B. Load the data set PimaIndiansDiabetes
library(mlbench)
data(PimaIndiansDiabetes)
Data = PimaIndiansDiabetes
C. Explore the data set (structure/ instances…)
summary(Data)
## pregnant glucose pressure triceps
## Min. : 0.000 Min. : 0.0 Min. : 0.00 Min. : 0.00
## 1st Qu.: 1.000 1st Qu.: 99.0 1st Qu.: 62.00 1st Qu.: 0.00
## Median : 3.000 Median :117.0 Median : 72.00 Median :23.00
## Mean : 3.845 Mean :120.9 Mean : 69.11 Mean :20.54
## 3rd Qu.: 6.000 3rd Qu.:140.2 3rd Qu.: 80.00 3rd Qu.:32.00
## Max. :17.000 Max. :199.0 Max. :122.00 Max. :99.00
## insulin mass pedigree age
## Min. : 0.0 Min. : 0.00 Min. :0.0780 Min. :21.00
## 1st Qu.: 0.0 1st Qu.:27.30 1st Qu.:0.2437 1st Qu.:24.00
## Median : 30.5 Median :32.00 Median :0.3725 Median :29.00
## Mean : 79.8 Mean :31.99 Mean :0.4719 Mean :33.24
## 3rd Qu.:127.2 3rd Qu.:36.60 3rd Qu.:0.6262 3rd Qu.:41.00
## Max. :846.0 Max. :67.10 Max. :2.4200 Max. :81.00
## diabetes
## neg:500
## pos:268
##
##
##
##
head(Data, 5)
## pregnant glucose pressure triceps insulin mass pedigree age diabetes
## 1 6 148 72 35 0 33.6 0.627 50 pos
## 2 1 85 66 29 0 26.6 0.351 31 neg
## 3 8 183 64 0 0 23.3 0.672 32 pos
## 4 1 89 66 23 94 28.1 0.167 21 neg
## 5 0 137 40 35 168 43.1 2.288 33 pos
D. Create a new data frame by normalizing numeric attributes
library(BBmisc)
New_Data = normalize(Data, method = "standardize", range = c(0, 1))
New_Data = na.omit(New_Data)
rownames(New_Data) <- NULL
E. Split the data frame randomly into two subsets, training and test, using a 70/30 split
n = nrow(New_Data)
trainIndex = sample(1:n, size = round(0.7*n), replace=FALSE)
train = New_Data[trainIndex ,]
test = New_Data[-trainIndex ,]
table(train$diabetes)
##
## neg pos
## 350 188
cl = factor(c(rep("neg",348), rep("pos",190)))
G. Use the function knn to apply nearest neighbor classifier on the test set using the training set as model.
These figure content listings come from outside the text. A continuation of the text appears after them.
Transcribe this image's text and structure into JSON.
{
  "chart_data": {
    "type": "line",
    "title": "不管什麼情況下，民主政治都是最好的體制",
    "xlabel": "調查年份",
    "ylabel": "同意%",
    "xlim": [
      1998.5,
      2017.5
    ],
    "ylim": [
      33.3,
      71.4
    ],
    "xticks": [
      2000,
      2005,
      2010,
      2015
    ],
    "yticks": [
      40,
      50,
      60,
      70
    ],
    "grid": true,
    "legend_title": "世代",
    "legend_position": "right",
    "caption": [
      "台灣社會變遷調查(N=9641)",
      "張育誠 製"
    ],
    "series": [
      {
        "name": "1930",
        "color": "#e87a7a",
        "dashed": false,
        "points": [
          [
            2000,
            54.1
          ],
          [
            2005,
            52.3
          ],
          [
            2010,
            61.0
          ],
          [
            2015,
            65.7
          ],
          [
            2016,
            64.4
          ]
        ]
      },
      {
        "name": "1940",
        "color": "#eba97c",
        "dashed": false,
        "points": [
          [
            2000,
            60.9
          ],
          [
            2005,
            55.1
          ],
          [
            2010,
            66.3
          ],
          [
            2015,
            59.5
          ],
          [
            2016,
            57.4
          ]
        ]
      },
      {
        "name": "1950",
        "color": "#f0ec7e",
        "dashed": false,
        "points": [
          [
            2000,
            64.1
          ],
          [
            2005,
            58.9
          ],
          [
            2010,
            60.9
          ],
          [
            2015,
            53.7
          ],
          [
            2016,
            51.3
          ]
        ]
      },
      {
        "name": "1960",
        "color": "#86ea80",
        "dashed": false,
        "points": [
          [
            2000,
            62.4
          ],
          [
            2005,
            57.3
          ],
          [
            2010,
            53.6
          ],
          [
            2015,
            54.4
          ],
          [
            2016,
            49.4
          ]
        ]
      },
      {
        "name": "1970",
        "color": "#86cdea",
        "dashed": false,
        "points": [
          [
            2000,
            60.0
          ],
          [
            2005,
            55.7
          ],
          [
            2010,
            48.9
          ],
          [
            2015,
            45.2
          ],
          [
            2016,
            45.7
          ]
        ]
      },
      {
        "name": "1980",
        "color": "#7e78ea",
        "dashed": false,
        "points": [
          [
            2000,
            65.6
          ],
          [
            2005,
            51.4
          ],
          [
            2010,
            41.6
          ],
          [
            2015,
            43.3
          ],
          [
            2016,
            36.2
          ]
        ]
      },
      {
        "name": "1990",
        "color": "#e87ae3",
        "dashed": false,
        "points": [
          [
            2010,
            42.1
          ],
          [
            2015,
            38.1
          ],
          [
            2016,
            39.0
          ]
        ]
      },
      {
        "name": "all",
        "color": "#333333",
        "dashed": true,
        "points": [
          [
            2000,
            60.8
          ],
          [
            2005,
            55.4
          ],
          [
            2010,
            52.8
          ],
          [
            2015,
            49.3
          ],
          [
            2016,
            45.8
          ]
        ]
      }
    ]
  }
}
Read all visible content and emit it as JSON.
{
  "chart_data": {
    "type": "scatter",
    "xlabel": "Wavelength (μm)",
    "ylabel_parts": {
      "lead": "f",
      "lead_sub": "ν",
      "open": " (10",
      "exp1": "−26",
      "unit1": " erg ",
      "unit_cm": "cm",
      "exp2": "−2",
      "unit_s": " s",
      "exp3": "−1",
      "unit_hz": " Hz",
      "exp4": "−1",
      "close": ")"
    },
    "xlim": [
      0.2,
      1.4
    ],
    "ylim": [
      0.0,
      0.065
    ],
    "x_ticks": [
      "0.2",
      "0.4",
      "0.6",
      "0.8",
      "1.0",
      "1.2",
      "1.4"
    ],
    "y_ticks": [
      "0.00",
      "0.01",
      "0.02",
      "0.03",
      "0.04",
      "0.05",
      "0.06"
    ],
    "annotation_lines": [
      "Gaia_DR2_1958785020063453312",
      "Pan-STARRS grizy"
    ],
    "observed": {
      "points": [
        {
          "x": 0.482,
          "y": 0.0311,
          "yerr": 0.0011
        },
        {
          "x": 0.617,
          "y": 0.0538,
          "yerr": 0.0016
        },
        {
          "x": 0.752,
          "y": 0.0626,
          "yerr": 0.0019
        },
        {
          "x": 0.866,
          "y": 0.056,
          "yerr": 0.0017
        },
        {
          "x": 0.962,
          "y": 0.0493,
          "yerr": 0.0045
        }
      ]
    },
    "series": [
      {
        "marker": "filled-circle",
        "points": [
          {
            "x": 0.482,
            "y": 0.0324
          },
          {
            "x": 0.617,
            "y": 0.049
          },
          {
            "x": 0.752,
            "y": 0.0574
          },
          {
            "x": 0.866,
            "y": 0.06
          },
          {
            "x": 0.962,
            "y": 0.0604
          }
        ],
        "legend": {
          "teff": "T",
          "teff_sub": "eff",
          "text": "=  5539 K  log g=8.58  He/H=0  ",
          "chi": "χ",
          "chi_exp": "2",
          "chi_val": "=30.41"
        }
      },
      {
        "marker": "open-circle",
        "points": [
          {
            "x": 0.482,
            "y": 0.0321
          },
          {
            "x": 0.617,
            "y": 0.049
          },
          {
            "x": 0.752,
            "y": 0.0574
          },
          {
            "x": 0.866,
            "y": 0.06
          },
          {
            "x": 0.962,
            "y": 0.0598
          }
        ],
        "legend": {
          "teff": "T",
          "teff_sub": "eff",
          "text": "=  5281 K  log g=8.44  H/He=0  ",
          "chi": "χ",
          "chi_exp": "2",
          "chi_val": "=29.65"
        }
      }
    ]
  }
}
Set k = 5. Compute the accuracy obtained.
library(class)
k_5 = knn(train[-9], test[-9], cl = train$diabetes, k = 5)
mean(k_5 == test$diabetes)
## [1] 0.7217391
H. Repeat step (g) with different values of k. What value of k resulted in the largest accuracy on the test set?
k_1 = knn(train[-9], test[-9], cl = train$diabetes, k = 1)
mean(k_1 == test$diabetes)
## [1] 0.7086957
k_2 = knn(train[-9], test[-9], cl = train$diabetes, k = 2)
mean(k_2 == test$diabetes)
## [1] 0.7130435
k_3 = knn(train[-9], test[-9], cl = train$diabetes, k = 3)
mean(k_3 == test$diabetes)
## [1] 0.7130435
k_4 = knn(train[-9], test[-9], cl = train$diabetes, k = 4)
mean(k_4 == test$diabetes)
## [1] 0.6913043
k_6 = knn(train[-9], test[-9], cl = train$diabetes, k = 6)
mean(k_6 == test$diabetes)
## [1] 0.726087
k_7 = knn(train[-9], test[-9], cl = train$diabetes, k = 7)
mean(k_7 == test$diabetes)
## [1] 0.7043478
Depending on the sample that is taken which is at random in this code…it appread that K_6 had the highest accuracy!